[MUD-Dev] Persistent worlds in NWN (was: Retention without Addiction?)

shren shren at io.com
Thu Dec 19 13:12:29 CET 2002


On Wed, 18 Dec 2002, Zach Collins (Siege) wrote:
> On Sat, 14 Dec 2002, Matthew Dobervich wrote:
>> Valerio Santinelli Wrote:
>>> Sean Kelly Wrote:
 
>>> hours. I do not expect Bioware devs to do anything to help
>>> people make PWs. They always said that NWN was not meant to be
>>> used to run PWs. It's been that way from the beginning, even
>>> before they started working on the product.
 
>> I'm not sure where you got the idea that Bioware isn't interested
>> in support PWs, they've publicly stated many times that they're
>> commited to doing so.  Here is a dev chat log from a few days ago
 
>>   http://nwn.stratics.com/content/community/hoclogs/20021212_hoc.shtml

> Word on the street, as it were, says that this is a complete
> reversal of Bioware's attitude toward PWs and/or DBs as of the
> time that NWN was released.  I guess either their marketers/PR
> flaks didn't understand the issue, or the developers greatly
> underestimated their customers' desire to create and run PWs.

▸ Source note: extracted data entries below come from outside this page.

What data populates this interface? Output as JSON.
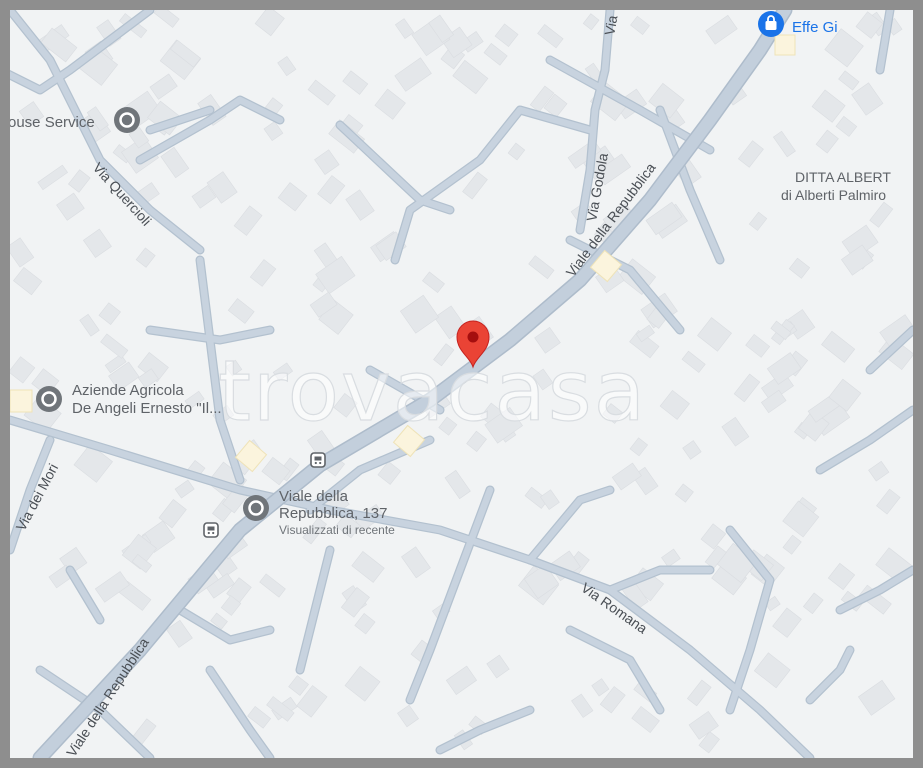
{
  "map": {
    "watermark": "trovacasa",
    "streets": {
      "viale_repubblica_ne": "Viale della Repubblica",
      "viale_repubblica_sw": "Viale della Repubblica",
      "via_godola": "Via Godola",
      "via_quercioli": "Via Quercioli",
      "via_dei_mori": "Via dei Mori",
      "via_romana": "Via Romana",
      "via_top": "Via"
    },
    "places": {
      "house_service": "ouse Service",
      "effe_gi": "Effe Gi",
      "ditta_line1": "DITTA ALBERT",
      "ditta_line2": "di Alberti Palmiro",
      "aziende_line1": "Aziende Agricola",
      "aziende_line2": "De Angeli Ernesto \"Il...",
      "address_line1": "Viale della",
      "address_line2": "Repubblica, 137",
      "recent": "Visualizzati di recente"
    },
    "colors": {
      "background": "#f1f3f4",
      "road": "#c3cfdc",
      "road_edge": "#aebccb",
      "building": "#e6e8eb",
      "pin": "#ea4335",
      "poi_grey": "#70757a",
      "shop_blue": "#1a73e8"
    },
    "icons": [
      "location-pin-icon",
      "place-marker-icon",
      "shopping-bag-icon",
      "bus-stop-icon"
    ]
  }
}
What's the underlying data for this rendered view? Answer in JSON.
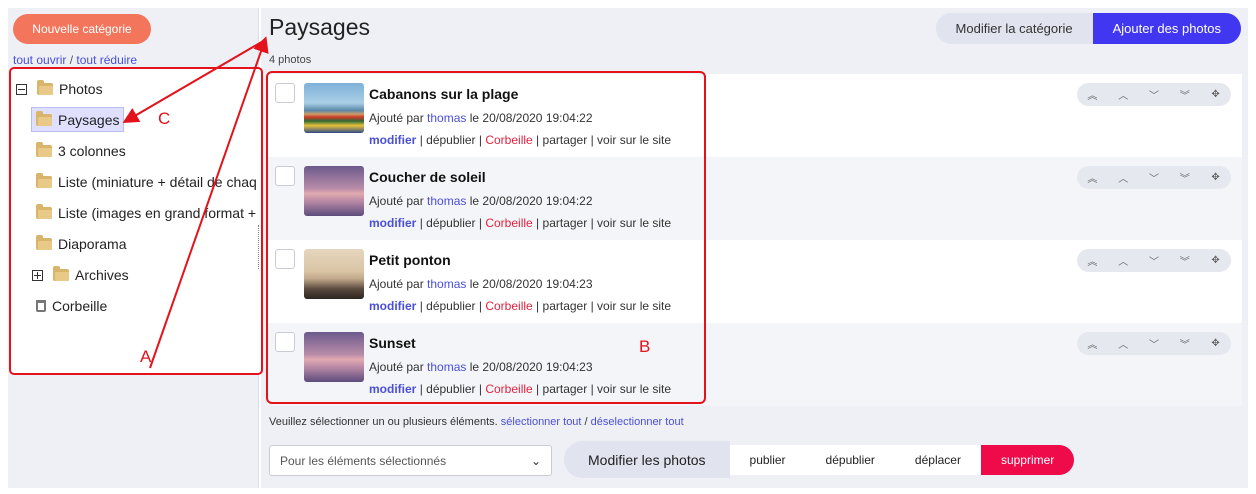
{
  "sidebar": {
    "new_category_label": "Nouvelle catégorie",
    "open_all": "tout ouvrir",
    "separator": "/",
    "collapse_all": "tout réduire",
    "tree": {
      "root": "Photos",
      "items": [
        "Paysages",
        "3 colonnes",
        "Liste (miniature + détail de chaq",
        "Liste (images en grand format +",
        "Diaporama",
        "Archives"
      ],
      "trash": "Corbeille"
    }
  },
  "main": {
    "title": "Paysages",
    "count": "4 photos",
    "edit_category_label": "Modifier la catégorie",
    "add_photos_label": "Ajouter des photos"
  },
  "photos": [
    {
      "title": "Cabanons sur la plage",
      "added_by": "Ajouté par",
      "author": "thomas",
      "date": "le 20/08/2020 19:04:22"
    },
    {
      "title": "Coucher de soleil",
      "added_by": "Ajouté par",
      "author": "thomas",
      "date": "le 20/08/2020 19:04:22"
    },
    {
      "title": "Petit ponton",
      "added_by": "Ajouté par",
      "author": "thomas",
      "date": "le 20/08/2020 19:04:23"
    },
    {
      "title": "Sunset",
      "added_by": "Ajouté par",
      "author": "thomas",
      "date": "le 20/08/2020 19:04:23"
    }
  ],
  "row_actions": {
    "edit": "modifier",
    "unpublish": "dépublier",
    "trash": "Corbeille",
    "share": "partager",
    "view": "voir sur le site",
    "sep": "|"
  },
  "order_icons": [
    "move-top-icon",
    "move-up-icon",
    "move-down-icon",
    "move-bottom-icon",
    "drag-handle-icon"
  ],
  "order_glyphs": [
    "︽",
    "︿",
    "﹀",
    "︾",
    "✥"
  ],
  "footer": {
    "hint": "Veuillez sélectionner un ou plusieurs éléments.",
    "select_all": "sélectionner tout",
    "sep": "/",
    "deselect_all": "déselectionner tout",
    "bulk_placeholder": "Pour les éléments sélectionnés",
    "bulk_label": "Modifier les photos",
    "publish": "publier",
    "unpublish": "dépublier",
    "move": "déplacer",
    "delete": "supprimer"
  },
  "annotations": {
    "a": "A",
    "b": "B",
    "c": "C"
  },
  "colors": {
    "accent": "#4137f0",
    "new_button": "#f3765c",
    "danger": "#ef0a4a",
    "annotation": "#e3121b",
    "link": "#4a4fd6"
  }
}
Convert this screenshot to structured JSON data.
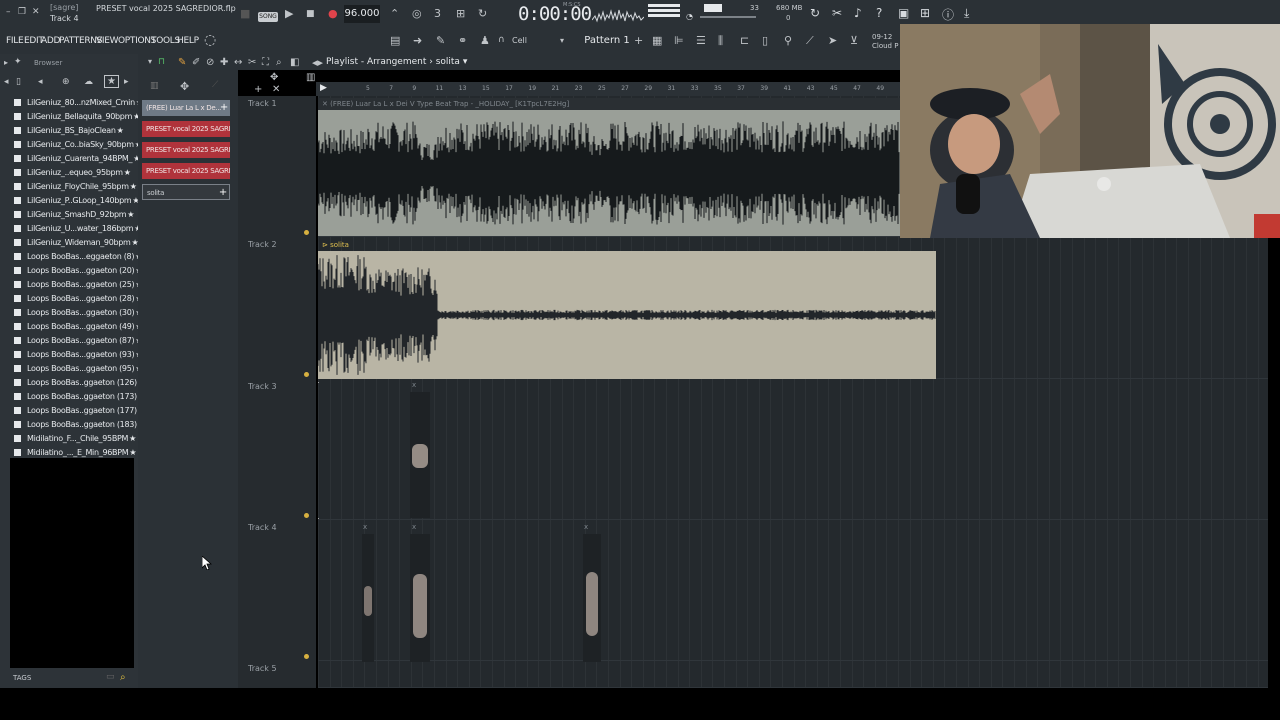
{
  "titlebar": {
    "app_name": "[sagre]",
    "project_name": "PRESET vocal 2025 SAGREDIOR.flp",
    "focused_item": "Track 4",
    "song_mode": "SONG",
    "tempo": "96.000",
    "time_display": "0:00:00",
    "time_label": "M:S:CS",
    "volume_value": "33",
    "memory": "680 MB",
    "cpu_value": "0"
  },
  "menu": {
    "items": [
      "FILE",
      "EDIT",
      "ADD",
      "PATTERNS",
      "VIEW",
      "OPTIONS",
      "TOOLS",
      "HELP"
    ],
    "snap_mode": "Cell",
    "pattern": "Pattern 1",
    "cloud_date": "09-12",
    "cloud_label": "Cloud P"
  },
  "browser": {
    "title": "Browser",
    "tags_label": "TAGS",
    "files": [
      "LilGeniuz_80...nzMixed_Cmin",
      "LilGeniuz_Bellaquita_90bpm",
      "LilGeniuz_BS_BajoClean",
      "LilGeniuz_Co..biaSky_90bpm",
      "LilGeniuz_Cuarenta_94BPM_",
      "LilGeniuz_..equeo_95bpm",
      "LilGeniuz_FloyChile_95bpm",
      "LilGeniuz_P..GLoop_140bpm",
      "LilGeniuz_SmashD_92bpm",
      "LilGeniuz_U...water_186bpm",
      "LilGeniuz_Wideman_90bpm",
      "Loops BooBas...eggaeton (8)",
      "Loops BooBas...ggaeton (20)",
      "Loops BooBas...ggaeton (25)",
      "Loops BooBas...ggaeton (28)",
      "Loops BooBas...ggaeton (30)",
      "Loops BooBas...ggaeton (49)",
      "Loops BooBas...ggaeton (87)",
      "Loops BooBas...ggaeton (93)",
      "Loops BooBas...ggaeton (95)",
      "Loops BooBas..ggaeton (126)",
      "Loops BooBas..ggaeton (173)",
      "Loops BooBas..ggaeton (177)",
      "Loops BooBas..ggaeton (183)",
      "Midilatino_F..._Chile_95BPM",
      "Midilatino_..._E_Min_96BPM"
    ]
  },
  "channels": {
    "items": [
      {
        "label": "(FREE) Luar La L x De...",
        "color": "#6f7a86"
      },
      {
        "label": "PRESET vocal 2025 SAGRE...",
        "color": "#b0333b"
      },
      {
        "label": "PRESET vocal 2025 SAGRE...",
        "color": "#b0333b"
      },
      {
        "label": "PRESET vocal 2025 SAGRE...",
        "color": "#b0333b"
      },
      {
        "label": "solita",
        "color": "#34393e"
      }
    ]
  },
  "playlist": {
    "title": "Playlist - Arrangement",
    "current_pattern": "solita",
    "ruler": [
      "5",
      "7",
      "9",
      "11",
      "13",
      "15",
      "17",
      "19",
      "21",
      "23",
      "25",
      "27",
      "29",
      "31",
      "33",
      "35",
      "37",
      "39",
      "41",
      "43",
      "45",
      "47",
      "49"
    ],
    "tracks": [
      "Track 1",
      "Track 2",
      "Track 3",
      "Track 4",
      "Track 5"
    ],
    "clip1_title": "(FREE) Luar La L x Dei V Type Beat Trap - _HOLIDAY_ [K1TpcL7E2Hg]",
    "clip2_title": "solita",
    "clip_x_marker": "x"
  }
}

It's not just PWs.  If you have a single player adventure in many
parts, you can not communicate state between parts.  Stop and think
about that for a second.  Say I have the "end of part 1" trigger in
front of me.  Nothing I do can have any ramifications between part 1
and part 2.  I can go kill every living creature in part 1 and part
1 has no built-in way to communicate this to part 2.

Since only the character is saved, not state in any form, you have
to hack it in by modifying the character or the character's
inventory.  Killing the whole town might make me evil, but NPCs will
have no real idea why I'm evil even if they saw me kill thier loved
ones before thier very eyes in the last part of the adventure.

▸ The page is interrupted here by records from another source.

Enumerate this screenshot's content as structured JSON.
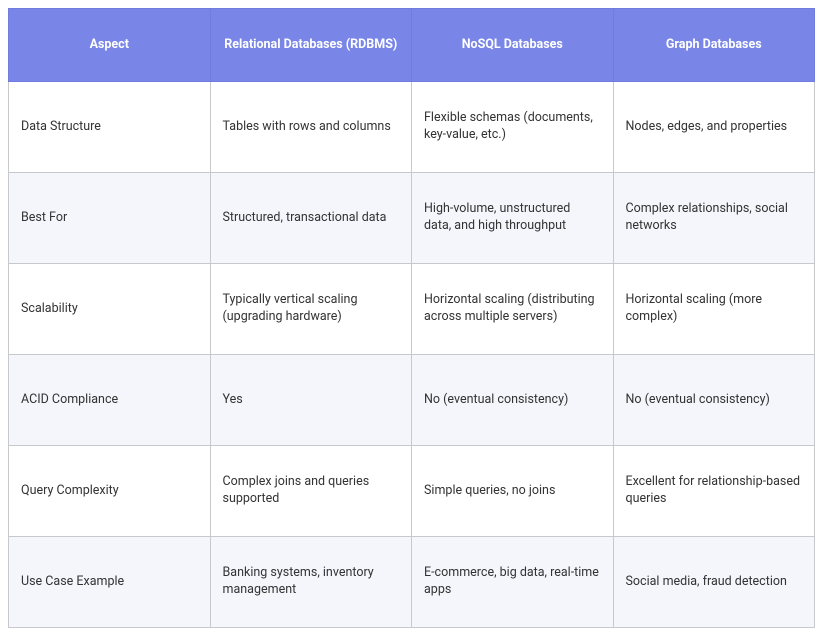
{
  "headers": [
    "Aspect",
    "Relational Databases (RDBMS)",
    "NoSQL Databases",
    "Graph Databases"
  ],
  "rows": [
    {
      "aspect": "Data Structure",
      "rdbms": "Tables with rows and columns",
      "nosql": "Flexible schemas (documents, key-value, etc.)",
      "graph": "Nodes, edges, and properties"
    },
    {
      "aspect": "Best For",
      "rdbms": "Structured, transactional data",
      "nosql": "High-volume, unstructured data, and high throughput",
      "graph": "Complex relationships, social networks"
    },
    {
      "aspect": "Scalability",
      "rdbms": "Typically vertical scaling (upgrading hardware)",
      "nosql": "Horizontal scaling (distributing across multiple servers)",
      "graph": "Horizontal scaling (more complex)"
    },
    {
      "aspect": "ACID Compliance",
      "rdbms": "Yes",
      "nosql": "No (eventual consistency)",
      "graph": "No (eventual consistency)"
    },
    {
      "aspect": "Query Complexity",
      "rdbms": "Complex joins and queries supported",
      "nosql": "Simple queries, no joins",
      "graph": "Excellent for relationship-based queries"
    },
    {
      "aspect": "Use Case Example",
      "rdbms": "Banking systems, inventory management",
      "nosql": "E-commerce, big data, real-time apps",
      "graph": "Social media, fraud detection"
    }
  ]
}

In _Shadowlords_, a rather nice single player NWN adventure, there
is a persistant romance side-plot, but it's kept track by different
versions of a "token of affection" - different levels indicate
different levels of progress, and if you sell the item the quest is
over.  It's an elegantly disguised hack, but try and keep track of
any large amount of information that way and it becomes grimly
transparent what's being done.  Of course, you could stuff the
player's inventory full of items that will be pulled out on the
login to part two and translated into data, but it's a hack and if
the player goes to a different adventure instead of part two of
yours then his inventory would be full of crap.  And what do you do
if the inventory is full?

Thus, persistant storage is needed not only to do persistant worlds,
but also to do single-player modules with any degree of plot
flexibility or persistance between modules.  Right now, if your
actions seem to have any consequences between modules, it's all
really just slight of hand and hard-coded plot.